In this example, the Percentage Rank column contains the output of the PERCENT_RANK() function. We can see that its values range between 0 and 1 inclusive. Specifically, the first row is 0 and the last row is 1, with all other values falling between that range.

As with any window function, the PERCENT_RANK() function requires an OVER clause, which determines how the rowset is partitioned and ordered before the window function is applied.

Omitting the ORDER BY Clause

Our OVER clause should have an ORDER BY clause so that the PERCENT_RANK() knows how to rank the values. We’ll usually encounter problems if we forget to include an ORDER BY clause in the OVER clause.

Some DBMSs (such as SQL Server) will throw an error if the OVER clause doesn’t include an ORDER BY clause.

If your DBMS doesn’t throw an error (i.e. it allows you to omit the ORDER BY clause), the function will probably treat all rows as peers, and they’ll all share the same percentage rank.

Here’s what happens when we omit the ORDER BY clause in MySQL:

SELECT 
    IdiotName,
    IQ,
    PERCENT_RANK() OVER () AS "Percentage Rank"
FROM Idiots;

Result:

+-------------------+------+-----------------+
| IdiotName         | IQ   | Percentage Rank |
+-------------------+------+-----------------+
| Dumb              |   60 |               0 |
| Dumber            |   50 |               0 |
| Dumbest           |   30 |               0 |
| Homer             |   40 |               0 |
| Peter Griffin     |   50 |               0 |
| Patrick Star      |   40 |               0 |
| Ed                |   40 |               0 |
| Ralph Wiggum      |   65 |               0 |
| Cosmo             |   55 |               0 |
| Richard Watterson |   70 |               0 |
+-------------------+------+-----------------+

All rows contain a percentage rank of 0.

Here’s what happens when we run the same code in SQL Server:

Msg 4112, Level 15, State 1, Line 4
The function 'PERCENT_RANK' must have an OVER clause with ORDER BY.

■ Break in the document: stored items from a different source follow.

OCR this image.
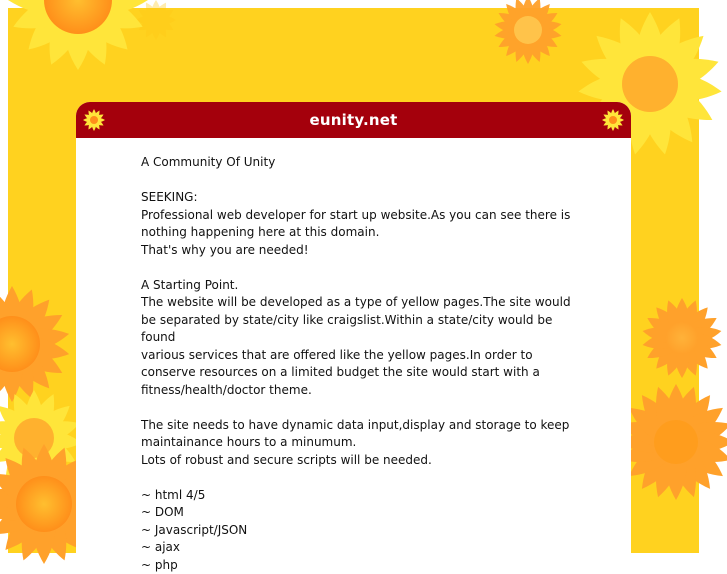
eunity.net

A Community Of Unity

SEEKING:

Professional web developer for start up website.As you can see there is

nothing happening here at this domain.

That's why you are needed!

A Starting Point.

The website will be developed as a type of yellow pages.The site would

be separated by state/city like craigslist.Within a state/city would be found

various services that are offered like the yellow pages.In order to

conserve resources on a limited budget the site would start with a

fitness/health/doctor theme.

The site needs to have dynamic data input,display and storage to keep

maintainance hours to a minumum.

Lots of robust and secure scripts will be needed.

~ html 4/5

~ DOM

~ Javascript/JSON

~ ajax

~ php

It tells us that we must have an ORDER BY clause in the OVER clause.

Partitions

We can use the PARTITION BY clause to partition the rowset by a given column. When we do this, PERCENT_RANK() calculates the relative rank of the row within each partition. In other words, each value is evaluated against the other rows in the same partition, but not the other partitions.

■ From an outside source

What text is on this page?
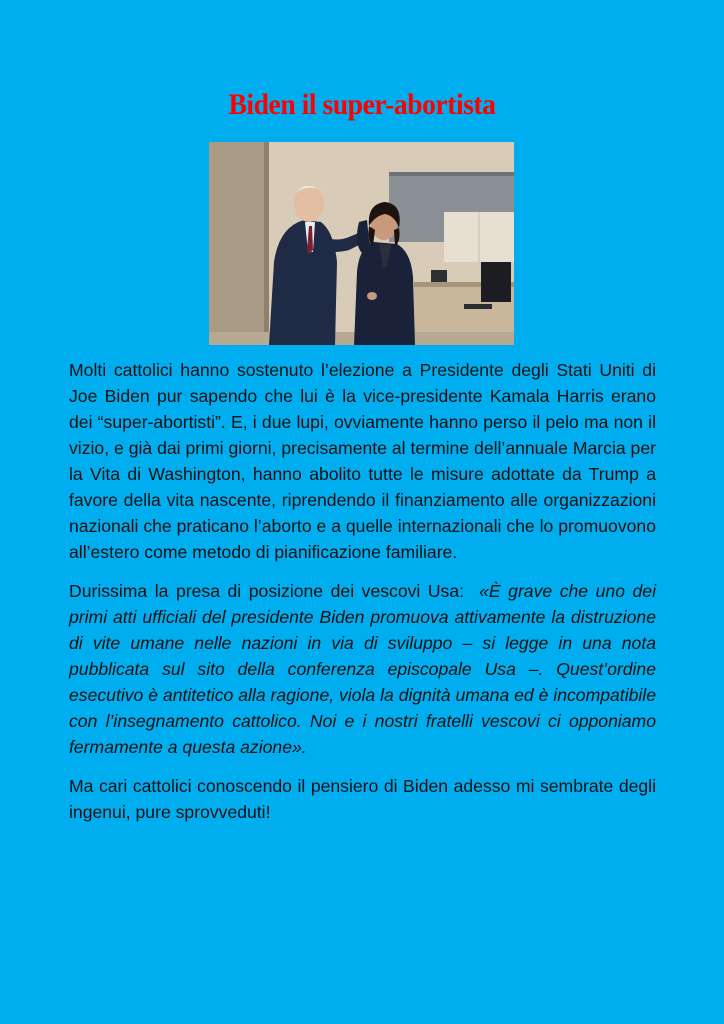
Biden il super-abortista

Molti cattolici hanno sostenuto l’elezione a Presidente degli Stati Uniti di Joe Biden pur sapendo che lui è la vice-presidente Kamala Harris erano dei “super-abortisti”. E, i due lupi, ovviamente hanno perso il pelo ma non il vizio, e già dai primi giorni, precisamente al termine dell’annuale Marcia per la Vita di Washington, hanno abolito tutte le misure adottate da Trump a favore della vita nascente, riprendendo il finanziamento alle organizzazioni nazionali che praticano l’aborto e a quelle internazionali che lo promuovono all’estero come metodo di pianificazione familiare.

Durissima la presa di posizione dei vescovi Usa:  «È grave che uno dei primi atti ufficiali del presidente Biden promuova attivamente la distruzione di vite umane nelle nazioni in via di sviluppo – si legge in una nota pubblicata sul sito della conferenza episcopale Usa –. Quest’ordine esecutivo è antitetico alla ragione, viola la dignità umana ed è incompatibile con l’insegnamento cattolico. Noi e i nostri fratelli vescovi ci opponiamo fermamente a questa azione».

Ma cari cattolici conoscendo il pensiero di Biden adesso mi sembrate degli ingenui, pure sprovveduti!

Here’s an example to demonstrate:

SELECT 
    DogName,
    Activity,
    Score,
    PERCENT_RANK() OVER ( PARTITION BY Activity ORDER BY Score ) AS "Percentage Rank"
FROM Dogs;

Result:

+---------+-------------+-------+-----------------+
| DogName | Activity    | Score | Percentage Rank |
+---------+-------------+-------+-----------------+
| Bruno   | Fetch Stick |    43 |               0 |
| Cooper  | Fetch Stick |    67 |             0.5 |
| Max     | Fetch Stick |    91 |               1 |
| Max     | Keep Quiet  |     1 |               0 |
| Bruno   | Keep Quiet  |     2 |             0.5 |
| Cooper  | Keep Quiet  |     8 |               1 |
| Cooper  | Wag Tail    |    51 |               0 |
| Bruno   | Wag Tail    |    65 |             0.5 |
| Max     | Wag Tail    |    87 |               1 |
+---------+-------------+-------+-----------------+

This table contains dogs and their scores at certain activities. There are three activities (listed in the Activity column).

In this example, we use a PARTITION BY clause to find out the relative rank of each dog within each activity.

In this case, the values returned by PERCENT_RANK() are either 0, 0.5, or 1. That’s because there are only three rows in each partition. Larger data sets will usually return a larger range of results within each partition.